Xalimanews- Invité de la rubrique « comment vivre avec le coronavirus », le journaliste-écrivain Abdoulaye Fall revient sur l’évolution de la pandémie en Afrique et particulièrement au Sénégal et aussi sur les rapports que les sénégalais ont avec le coronavirus.
A l’en croire, les pays africains doivent rendre grâce puisque le coronavirus s’est montré jusque là « clément » avec le continent noir: « force est de rappeler que depuis son apparition en Afrique, plus précisément en Egypte, en février 2020, la pandémie de la Covid-19 s’est propagée dans presque tous les pays africains, le Sénégal y compris. Avec environ 85% de pays touché, cette pandémie a dépassé le stade de menace. Elle est devenue une triste réalité qu’il faut constater. Toutefois, nous devons pour l’heure, grâce au Tout puissant qui nous a, jusqu’ici, épargnés des prévisions alarmistes qui voudraient que l’Afrique paye un lourd tribut avec des millions de morts. Cela ne veut pas dire, quand même, que les débats et réactions autour de cette « thèse du catastrophisme » ne sont plus d’actualité ».

En ce qui concerne le Sénégal, il trouve que la situation est inquiétante, parce que les populations semblent de plus en plus se relâcher, alors que la pandémie ne faiblit pas: « avec plus de 100 décès et plus de 2000 cas sous traitement, il y’a lieu de craindre le pire si cette tendance haussière se poursuit. Les mesures de santé publique qui permettent de réduire la ?transmission de la Covid-19 doivent être mises en œuvre avec rigueur ?et de manière durable », constate-t-il avant de féliciter l’ensemble du personnel soignant qui travaillent d’arrache-pied pour bouter la covid-19 hors du pays.

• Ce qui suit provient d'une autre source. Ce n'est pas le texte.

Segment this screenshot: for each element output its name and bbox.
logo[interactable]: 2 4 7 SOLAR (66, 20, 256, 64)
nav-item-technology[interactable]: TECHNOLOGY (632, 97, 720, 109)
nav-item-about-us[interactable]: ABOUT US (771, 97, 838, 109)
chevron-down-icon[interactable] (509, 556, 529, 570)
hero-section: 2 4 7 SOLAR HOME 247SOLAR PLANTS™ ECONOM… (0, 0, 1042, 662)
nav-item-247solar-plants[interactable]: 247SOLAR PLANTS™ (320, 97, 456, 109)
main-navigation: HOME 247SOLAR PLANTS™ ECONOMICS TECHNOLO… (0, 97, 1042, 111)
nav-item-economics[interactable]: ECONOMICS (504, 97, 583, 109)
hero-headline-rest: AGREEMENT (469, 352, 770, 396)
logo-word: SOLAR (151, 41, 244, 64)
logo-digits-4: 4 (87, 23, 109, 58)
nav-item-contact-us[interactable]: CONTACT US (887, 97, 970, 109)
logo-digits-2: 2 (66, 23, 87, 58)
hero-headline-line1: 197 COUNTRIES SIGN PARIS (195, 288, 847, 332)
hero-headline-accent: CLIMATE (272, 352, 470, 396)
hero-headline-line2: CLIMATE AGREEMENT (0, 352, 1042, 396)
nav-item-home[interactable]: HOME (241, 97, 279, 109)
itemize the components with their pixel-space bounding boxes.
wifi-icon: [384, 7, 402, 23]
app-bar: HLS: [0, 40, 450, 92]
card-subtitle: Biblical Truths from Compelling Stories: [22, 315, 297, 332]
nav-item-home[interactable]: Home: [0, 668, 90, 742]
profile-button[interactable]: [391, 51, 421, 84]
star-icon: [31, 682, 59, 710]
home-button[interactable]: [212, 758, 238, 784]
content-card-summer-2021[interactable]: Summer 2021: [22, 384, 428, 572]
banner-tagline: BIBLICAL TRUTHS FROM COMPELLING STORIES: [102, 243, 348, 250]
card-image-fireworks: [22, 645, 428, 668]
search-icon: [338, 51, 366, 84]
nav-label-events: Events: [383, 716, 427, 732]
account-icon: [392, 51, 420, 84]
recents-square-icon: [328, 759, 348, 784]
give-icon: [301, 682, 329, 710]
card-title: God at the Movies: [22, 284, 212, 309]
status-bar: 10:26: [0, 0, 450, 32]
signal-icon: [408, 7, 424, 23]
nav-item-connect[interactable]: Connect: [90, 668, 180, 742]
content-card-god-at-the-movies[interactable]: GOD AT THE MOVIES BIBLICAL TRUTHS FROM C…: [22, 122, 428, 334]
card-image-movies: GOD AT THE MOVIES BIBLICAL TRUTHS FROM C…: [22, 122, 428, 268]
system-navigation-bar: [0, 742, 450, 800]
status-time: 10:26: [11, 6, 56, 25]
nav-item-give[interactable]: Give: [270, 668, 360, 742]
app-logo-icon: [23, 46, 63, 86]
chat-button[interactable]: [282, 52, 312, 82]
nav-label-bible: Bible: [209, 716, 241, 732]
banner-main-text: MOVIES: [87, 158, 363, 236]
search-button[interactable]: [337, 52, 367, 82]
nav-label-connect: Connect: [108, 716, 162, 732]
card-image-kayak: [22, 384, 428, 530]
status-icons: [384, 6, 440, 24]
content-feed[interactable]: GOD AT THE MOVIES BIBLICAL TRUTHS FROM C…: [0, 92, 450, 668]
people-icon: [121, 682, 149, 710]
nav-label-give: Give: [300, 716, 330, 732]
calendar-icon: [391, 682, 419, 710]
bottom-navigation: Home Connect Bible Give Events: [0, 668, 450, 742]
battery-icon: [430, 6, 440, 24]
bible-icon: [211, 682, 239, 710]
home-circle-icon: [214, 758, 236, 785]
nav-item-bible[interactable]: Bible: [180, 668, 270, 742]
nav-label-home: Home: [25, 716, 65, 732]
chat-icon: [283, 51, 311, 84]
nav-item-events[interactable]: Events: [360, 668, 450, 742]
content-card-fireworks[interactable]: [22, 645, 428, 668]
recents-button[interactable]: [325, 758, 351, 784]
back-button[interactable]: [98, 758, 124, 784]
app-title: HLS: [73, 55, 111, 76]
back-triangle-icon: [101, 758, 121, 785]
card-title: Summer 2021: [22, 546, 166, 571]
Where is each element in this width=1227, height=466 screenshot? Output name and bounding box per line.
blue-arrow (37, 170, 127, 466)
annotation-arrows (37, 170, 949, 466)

M. Fall trouve assez normal le fait que les autorités aient assoupli les mesures malgré la propation rapide de la covid19 et le nombre de décès qui croît de jour en jour: « en réalité, l’Etat n’avait pas trop le choix. Je le soulignais d’ailleurs dans une de mes récentes chroniques intitulée « Allègement des mesures dans la gestion de la Covid-19 : l’expression d’un sens élevé de la responsabilité ». En effet, les pressions des foyers religieux et des populations ne l’encourageaient pas à maintenir les mesures restrictives, pourtant nécessaires. Nombreux ?sont ceux qui en ont assez de rester chez eux, ce que l’on comprend ?aisément ; et, naturellement, tous les pays ont hâte que leurs sociétés et ?leurs économies s’ouvrent à nouveau. ?Il fallait alors à un moment ou l’autre opter pour une solution médiane qui permet à la fois de faire tourner l’économie et de vivre avec le virus. Cette option était d’autant plus nécessaire qu’à l’instar de nombreux pays africains, le Sénégal est un pays à forte prédominance du secteur informel », argumente-t-il.

Toutefois, reconnait-t-il, « vivre avec le virus ne doit pas se traduire par un relâchement dangereux ».  » Chacun doit prendre ses responsabilités pour se protéger et protéger les siens également, surtout les personnes vulnérables. Or, dans tous les pays, riches ou pauvres, il y a des populations vulnérables ?qui sont exposées à un risque plus élevé de maladie grave ou de décès », ajoute-t-il. ?

Abdoulaye Fall, est d’avis que les autorités ont bien fait de laisser la communauté à la base se charger de la lutte contre cette maladie, car, trouve-t-il, « les messages de sensibilisation sont mieux écoutés et mieux relayés lorsqu’ils sont l’œuvre de la communauté à la base. De nombreuses personnes sont adeptes des théories du complot et restent quasi sourdes à la communication du gouvernement. C’est la raison pour laquelle les ASC, les organisations communautaires de base, les imams et délégués de quartier ont de grands rôles à jouer dans le volet de la sensibilisation contre la covid-19 ».

A l’heure où le pic de la maladie est très attendu, il pense que les sénégalais doivent impérativement changer de paradigme et appliquer à la lettre les mesures barrières ce qui constitue la seule voie de salut:  » il faut continuer à appliquer les gestes barrières avec beaucoup de rigueur. D’ailleurs, il ya un travail remarquable qui a été effectué par la presse pour la sensibilisation sur ces gestes barrières qui consistent entre autres, au respect de la distanciation physique, au port de masque, au lavage des mains, car comme le dit cet adage que j’aime bien, vos vies sont entre vos mains », preconise-t-il.